„Reisen eröffnet neue Perspektiven, schafft Verständnis und bringt Menschen zusammen – über Ländergrenzen, Kulturen und Generationen hinweg“, mit diesen Worten eröffnete Teresa de Bellis-Olinger, Bürgermeisterin der Stadt Köln am ersten Tag die Messe. Gerade Gruppenreisen hätten dabei eine besondere Kraft: Sie machten Erlebnisse teilbar, Begegnungen intensiver und Erinnerungen gemeinschaftlich.
Die Bustouristik sei mit einer guten Ausgangsbasis in das Reisejahr 2026 gestartet. Doch nun seien die Auswirkungen des Krieges im Nahen Osten vor allem durch stark erhöhte Dieselpreise, die die Unternehmen belasteten und eine zunehmende Buchungsflaute bei Kurzreisen erkennbar, so RDA-Präsident Benedikt Esser.
In einer Mitglieder-Befragung hätten rund zwei Drittel der Unternehmen angegeben, die Kosten an den Reisegast zumindest anteilig weiterzugeben. Rund drei Euro pro Tag und Person würden dabei im Mittel zusätzlich berechnet, um die gestiegenen Treibstoffkosten aufzufangen. Im Vergleich zu den Verteuerungen bei Flugreisen sei dies jedoch noch wenig, so Esser, der auch deshalb einen Wettbewerbsvorteil für die Busreisebranche sieht. Schließlich sei der Bus pro Kopf weiterhin das sparsamste Verkehrsmittel.

RDA-Präsident Benedikt Esser bei seiner Eröffnungsrede
Kritik übte Benedikt Esser am Entlastungspaket der Bundesregierung. Anstelle eines Tankrabatts, dessen Wirkung weitgehend von den Ölkonzernen abhänge und einer Prämie, die die falschen Anreize setzte, sei seiner Ansicht nach eine Energiepreispauschale, von der Verbraucher direkt profitierten, sinnvoller, um etwas gegen die derzeit vorherrschende Konsumzurückhaltung zu tun.
Die Messebesucher zeigten sich jedoch trotz der derzeitigen Energiekrise weitgehend verhalten optimistisch. Bei einer Befragung des Bus Blickpunkt ergab sich geteiltes Stimmungsbild: so gab ein Teil der Befragten an, kaum Auswirkungen beim Buchungsverhalten zu spüren, während ein anderer Teil der Reiseunternehmer beklagte, dass eine deutliche Kaufzurückhaltung der Kunden spürbar sei.

René Lang von Lang Reisen, Schwarzenberg
René Lang, Lang Reisen aus Schwarzenberg sieht es so: Die Welt der Reisenden sei aufgrund des Iran-Krieges zunächst kleiner geworden. Ob das jedoch der Bustouristik in die Karten spiele, bliebe abzuwarten. Sein Unternehmen würde bisher keine Veränderung bei den Buchungen spüren.

Jens Zombik und Katrin Brauer von Brauer Reisen, Nordhausen
Anders sehen es Katrin Brauer und Jens Zombik von Brauer Reisen aus Thüringen: „Wir spüren die Kaufzurückhaltung unserer Kunden, die schon überlegen, ob sie sich den Luxus einer Reise weiterhin leisten möchten.“ Sie seien froh, wenn Sie das Jahr 2026 positiv abschließen können.

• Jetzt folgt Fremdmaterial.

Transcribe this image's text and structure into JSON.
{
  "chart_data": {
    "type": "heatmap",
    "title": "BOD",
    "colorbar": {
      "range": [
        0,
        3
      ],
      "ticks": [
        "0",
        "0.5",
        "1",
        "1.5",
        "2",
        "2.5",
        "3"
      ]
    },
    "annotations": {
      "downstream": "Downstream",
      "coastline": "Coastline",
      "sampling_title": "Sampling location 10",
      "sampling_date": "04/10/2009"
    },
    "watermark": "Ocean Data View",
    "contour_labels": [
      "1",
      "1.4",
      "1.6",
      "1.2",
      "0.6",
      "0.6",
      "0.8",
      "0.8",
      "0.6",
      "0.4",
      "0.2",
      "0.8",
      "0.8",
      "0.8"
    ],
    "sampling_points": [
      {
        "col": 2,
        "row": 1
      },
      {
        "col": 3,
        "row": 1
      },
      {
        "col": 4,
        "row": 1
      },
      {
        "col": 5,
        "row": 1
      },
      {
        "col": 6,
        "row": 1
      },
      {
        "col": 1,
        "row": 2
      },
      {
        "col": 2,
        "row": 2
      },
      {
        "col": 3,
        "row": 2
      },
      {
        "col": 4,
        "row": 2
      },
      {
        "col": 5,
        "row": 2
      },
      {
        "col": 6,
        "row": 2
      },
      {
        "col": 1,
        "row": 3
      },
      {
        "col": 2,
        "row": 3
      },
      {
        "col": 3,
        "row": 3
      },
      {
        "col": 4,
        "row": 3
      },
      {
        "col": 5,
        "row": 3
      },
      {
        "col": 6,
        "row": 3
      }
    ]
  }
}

Die Verunsicherung durch den Iran-Krieg und die stark gestiegenen Flugpreise könnten sich im Jahresverlauf noch positiv für die Bustouristik bei Destinationen in Deutschland und in Europa auswirken, so die Hoffnung von Benedikt Esser und Ulrich Basteck, im Rahmen einer Pressekonferenz am Rande der RDA-Expo in Köln.

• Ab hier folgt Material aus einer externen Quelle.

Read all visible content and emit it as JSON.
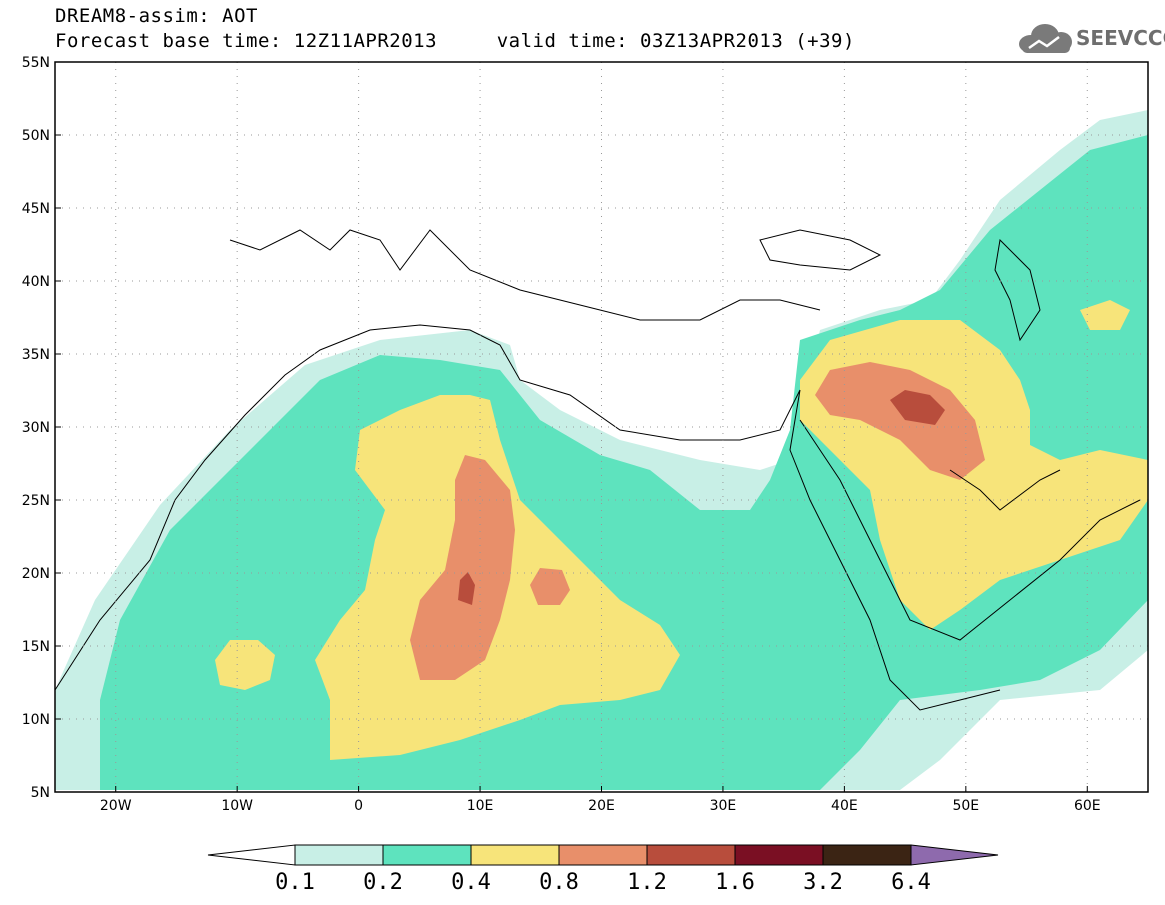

Die Partnerregion der Group Travel Expo, Südböhmen, zog ebenfalls eine positive Bilanz. Für die Region sei der deutschsprachige Quellmarkt der wichtigste, viele Besucher kämen aus dem benachbarten Bayern, so Tourismusdirektor Petr Soukup. Rund 50 Prozent der Besucher aus Deutschland reisten mit dem Bus an.
Nebem dem Einkauf auf der Messe nutzten viele der Fachbesucher auch die Möglichkeit, sich im RDA Trend Forum über aktuelle Themen zu informieren, das gesellschaftliche Highlight war auch in diesem Jahr die RDA Expo Night in den Kölner Rheinterrassen, die in diesem Jahr mit rund 900 Besuchern einen neuen Rekord aufstellte. Vor der Kulisse des Kölner Doms, bei kühlen Getränken und südböhmischen Köstlichkeiten wurde bis in die frühen Morgenstunden gefeiert.